Deshalb hier nun ein Waka zum frühen Frühling und zudem in Frühem Klassisch-Japanisch
- wie Pfeiffer, mit 3 "F" sozusagen
Es stammt von Tokiyasu Shinnô, dem späteren 光孝天皇,
Kôkô·tennô, der von
830-887 lebte und von 884 bis 887 als 58. Kaiser Japan regierte.
きみがため はるののにいでて わかなつむ
わがころもでに ゆきはふりつつ
kimi ga tame/ haru no no ni idete/ wakana tsumu
wa ga koromode ni/ yuki ha furitsutsu
zu besseren Lesbarkeit dann auch noch mal mit Kanji versehen:
君がため 春の野に出でて 若菜つむ
わが衣手に 雪はふりつつ
Als ich für Euch auf die frühlingshaften Felder hinaustrat
und junges Grün pflückte,
fiel immer wieder Schnee auf meine Ärmel.
君,
kimi, diente früher ursprünglich als Anrede gegenüber sozial Höherstehenden,
jedoch auch schon, wie hier, als respektvolle Anrede, "Ihr", für geliebte Menschen.

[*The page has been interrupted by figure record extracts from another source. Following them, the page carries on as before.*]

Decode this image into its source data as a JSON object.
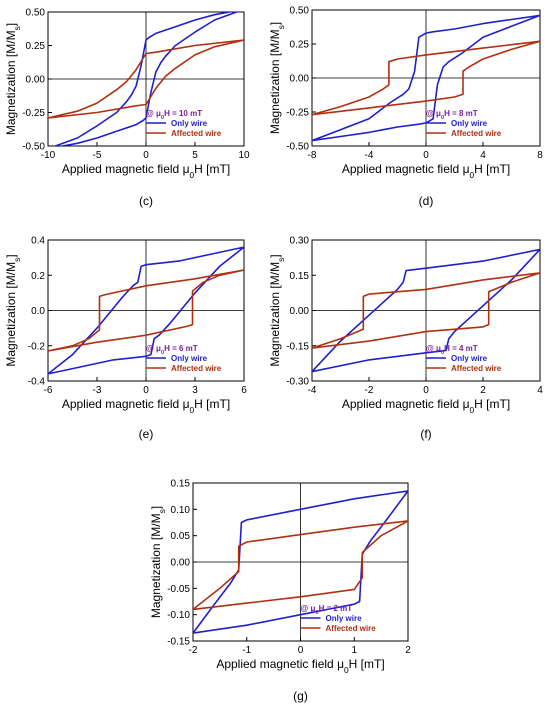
{
  "chart_data": [
    {
      "type": "line",
      "panel_label": "(c)",
      "xlabel": "Applied magnetic field μ0H [mT]",
      "ylabel": "Magnetization [M/Ms]",
      "xlim": [
        -10,
        10
      ],
      "ylim": [
        -0.5,
        0.5
      ],
      "xticks": [
        -10,
        -5,
        0,
        5,
        10
      ],
      "yticks": [
        -0.5,
        -0.25,
        0.0,
        0.25,
        0.5
      ],
      "ytick_labels": [
        "-0.50",
        "-0.25",
        "0.00",
        "0.25",
        "0.50"
      ],
      "annotation": "@ μ0H = 10 mT",
      "legend_position": "bottom-right",
      "series": [
        {
          "name": "Only wire",
          "color": "#1f1fd0",
          "x": [
            10,
            7,
            5,
            3,
            1,
            0.3,
            0,
            -0.5,
            -1,
            -1.5,
            -2,
            -3,
            -5,
            -7,
            -10,
            -7,
            -5,
            -3,
            -1,
            -0.3,
            0,
            0.5,
            1,
            1.5,
            2,
            3,
            5,
            7,
            10
          ],
          "y": [
            0.52,
            0.48,
            0.44,
            0.39,
            0.34,
            0.31,
            0.29,
            0.1,
            -0.05,
            -0.12,
            -0.17,
            -0.25,
            -0.35,
            -0.44,
            -0.52,
            -0.48,
            -0.44,
            -0.39,
            -0.34,
            -0.31,
            -0.29,
            -0.1,
            0.05,
            0.12,
            0.17,
            0.25,
            0.35,
            0.44,
            0.52
          ]
        },
        {
          "name": "Affected wire",
          "color": "#b03010",
          "x": [
            10,
            5,
            1,
            0,
            -1,
            -2,
            -3,
            -5,
            -7,
            -10,
            -5,
            -1,
            0,
            1,
            2,
            3,
            5,
            7,
            10
          ],
          "y": [
            0.29,
            0.25,
            0.2,
            0.19,
            0.07,
            -0.02,
            -0.08,
            -0.18,
            -0.24,
            -0.29,
            -0.25,
            -0.2,
            -0.19,
            -0.07,
            0.02,
            0.08,
            0.18,
            0.24,
            0.29
          ]
        }
      ]
    },
    {
      "type": "line",
      "panel_label": "(d)",
      "xlabel": "Applied magnetic field μ0H [mT]",
      "ylabel": "Magnetization [M/Ms]",
      "xlim": [
        -8,
        8
      ],
      "ylim": [
        -0.5,
        0.5
      ],
      "xticks": [
        -8,
        -4,
        0,
        4,
        8
      ],
      "yticks": [
        -0.5,
        -0.25,
        0.0,
        0.25,
        0.5
      ],
      "ytick_labels": [
        "-0.50",
        "-0.25",
        "0.00",
        "0.25",
        "0.50"
      ],
      "annotation": "@ μ0H = 8 mT",
      "legend_position": "bottom-right",
      "series": [
        {
          "name": "Only wire",
          "color": "#1f1fd0",
          "x": [
            8,
            6,
            4,
            2,
            0.5,
            0,
            -0.5,
            -0.8,
            -1.2,
            -1.6,
            -2.5,
            -4,
            -6,
            -8,
            -6,
            -4,
            -2,
            -0.5,
            0,
            0.5,
            0.8,
            1.2,
            1.6,
            2.5,
            4,
            6,
            8
          ],
          "y": [
            0.46,
            0.43,
            0.4,
            0.36,
            0.34,
            0.33,
            0.3,
            0.05,
            -0.08,
            -0.12,
            -0.18,
            -0.3,
            -0.38,
            -0.46,
            -0.43,
            -0.4,
            -0.36,
            -0.34,
            -0.33,
            -0.3,
            -0.05,
            0.08,
            0.12,
            0.18,
            0.3,
            0.38,
            0.46
          ]
        },
        {
          "name": "Affected wire",
          "color": "#b03010",
          "x": [
            8,
            4,
            0,
            -2,
            -2.6,
            -2.6,
            -3,
            -4,
            -6,
            -8,
            -4,
            0,
            2,
            2.6,
            2.6,
            3,
            4,
            6,
            8
          ],
          "y": [
            0.27,
            0.22,
            0.17,
            0.14,
            0.12,
            -0.05,
            -0.08,
            -0.14,
            -0.21,
            -0.27,
            -0.22,
            -0.17,
            -0.14,
            -0.12,
            0.05,
            0.08,
            0.14,
            0.21,
            0.27
          ]
        }
      ]
    },
    {
      "type": "line",
      "panel_label": "(e)",
      "xlabel": "Applied magnetic field μ0H [mT]",
      "ylabel": "Magnetization [M/Ms]",
      "xlim": [
        -6,
        6
      ],
      "ylim": [
        -0.4,
        0.4
      ],
      "xticks": [
        -6,
        -3,
        0,
        3,
        6
      ],
      "yticks": [
        -0.4,
        -0.2,
        0.0,
        0.2,
        0.4
      ],
      "ytick_labels": [
        "-0.4",
        "-0.2",
        "0.0",
        "0.2",
        "0.4"
      ],
      "annotation": "@ μ0H = 6 mT",
      "legend_position": "bottom-right",
      "series": [
        {
          "name": "Only wire",
          "color": "#1f1fd0",
          "x": [
            6,
            4,
            2,
            0,
            -0.3,
            -0.5,
            -0.8,
            -1.5,
            -3,
            -4.5,
            -6,
            -4,
            -2,
            0,
            0.3,
            0.5,
            0.8,
            1.5,
            3,
            4.5,
            6
          ],
          "y": [
            0.36,
            0.32,
            0.28,
            0.26,
            0.25,
            0.16,
            0.14,
            0.07,
            -0.1,
            -0.25,
            -0.36,
            -0.32,
            -0.28,
            -0.26,
            -0.25,
            -0.16,
            -0.14,
            -0.07,
            0.1,
            0.25,
            0.36
          ]
        },
        {
          "name": "Affected wire",
          "color": "#b03010",
          "x": [
            6,
            3,
            0,
            -2.5,
            -2.85,
            -2.85,
            -3.5,
            -4.5,
            -6,
            -3,
            0,
            2.5,
            2.85,
            2.85,
            3.5,
            4.5,
            6
          ],
          "y": [
            0.23,
            0.18,
            0.14,
            0.09,
            0.08,
            -0.11,
            -0.16,
            -0.2,
            -0.23,
            -0.18,
            -0.14,
            -0.09,
            -0.08,
            0.11,
            0.16,
            0.2,
            0.23
          ]
        }
      ]
    },
    {
      "type": "line",
      "panel_label": "(f)",
      "xlabel": "Applied magnetic field μ0H [mT]",
      "ylabel": "Magnetization [M/Ms]",
      "xlim": [
        -4,
        4
      ],
      "ylim": [
        -0.3,
        0.3
      ],
      "xticks": [
        -4,
        -2,
        0,
        2,
        4
      ],
      "yticks": [
        -0.3,
        -0.15,
        0.0,
        0.15,
        0.3
      ],
      "ytick_labels": [
        "-0.30",
        "-0.15",
        "0.00",
        "0.15",
        "0.30"
      ],
      "annotation": "@ μ0H = 4 mT",
      "legend_position": "bottom-right",
      "series": [
        {
          "name": "Only wire",
          "color": "#1f1fd0",
          "x": [
            4,
            2,
            0,
            -0.7,
            -0.8,
            -1,
            -2,
            -3,
            -4,
            -2,
            0,
            0.7,
            0.8,
            1,
            2,
            3,
            4
          ],
          "y": [
            0.26,
            0.21,
            0.18,
            0.17,
            0.12,
            0.09,
            -0.02,
            -0.13,
            -0.26,
            -0.21,
            -0.18,
            -0.17,
            -0.12,
            -0.09,
            0.02,
            0.13,
            0.26
          ]
        },
        {
          "name": "Affected wire",
          "color": "#b03010",
          "x": [
            4,
            2,
            0,
            -2,
            -2.2,
            -2.2,
            -3,
            -4,
            -2,
            0,
            2,
            2.2,
            2.2,
            3,
            4
          ],
          "y": [
            0.16,
            0.13,
            0.09,
            0.07,
            0.06,
            -0.08,
            -0.12,
            -0.16,
            -0.13,
            -0.09,
            -0.07,
            -0.06,
            0.08,
            0.12,
            0.16
          ]
        }
      ]
    },
    {
      "type": "line",
      "panel_label": "(g)",
      "xlabel": "Applied magnetic field μ0H [mT]",
      "ylabel": "Magnetization [M/Ms]",
      "xlim": [
        -2,
        2
      ],
      "ylim": [
        -0.15,
        0.15
      ],
      "xticks": [
        -2,
        -1,
        0,
        1,
        2
      ],
      "yticks": [
        -0.15,
        -0.1,
        -0.05,
        0.0,
        0.05,
        0.1,
        0.15
      ],
      "ytick_labels": [
        "-0.15",
        "-0.10",
        "-0.05",
        "0.00",
        "0.05",
        "0.10",
        "0.15"
      ],
      "annotation": "@ μ0H = 2 mT",
      "legend_position": "bottom-right",
      "series": [
        {
          "name": "Only wire",
          "color": "#1f1fd0",
          "x": [
            2,
            1,
            0,
            -1,
            -1.1,
            -1.15,
            -1.3,
            -1.6,
            -2,
            -1,
            0,
            1,
            1.1,
            1.15,
            1.3,
            1.6,
            2
          ],
          "y": [
            0.135,
            0.12,
            0.1,
            0.08,
            0.075,
            -0.015,
            -0.04,
            -0.08,
            -0.135,
            -0.12,
            -0.1,
            -0.08,
            -0.075,
            0.015,
            0.04,
            0.08,
            0.135
          ]
        },
        {
          "name": "Affected wire",
          "color": "#b03010",
          "x": [
            2,
            1,
            0,
            -1,
            -1.15,
            -1.15,
            -1.5,
            -2,
            -1,
            0,
            1,
            1.15,
            1.15,
            1.5,
            2
          ],
          "y": [
            0.078,
            0.066,
            0.052,
            0.038,
            0.03,
            -0.018,
            -0.05,
            -0.09,
            -0.078,
            -0.066,
            -0.052,
            -0.03,
            0.018,
            0.05,
            0.078
          ]
        }
      ]
    }
  ]
}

(Rickmeyer übersetzt es so zB als "Für Euch, meine Gebieterin").
(edit: Golnik (-> link unten, von Botchan), übersetzt "Für Dich, Geliebte").
[Heute wird es, wenn, wohl eher gegenüber Personen, mit denen man auf
vertrautem Fuß steht (unter Männern bei engen Freunde, und von Mann zu Frau,
aber nur wenn schon eine gewisse Vertrautheit besteht, verwendet.)]
つつ als Suffix am Verb ふる, fallen (Schnee, Regen), zeigt an, das die Handlung,
also das Fallen des Schnees auf die Kimonoärmel beim Pflücken andauerte
bzw. sich wiederholte ("wieder und wieder", "immer wieder")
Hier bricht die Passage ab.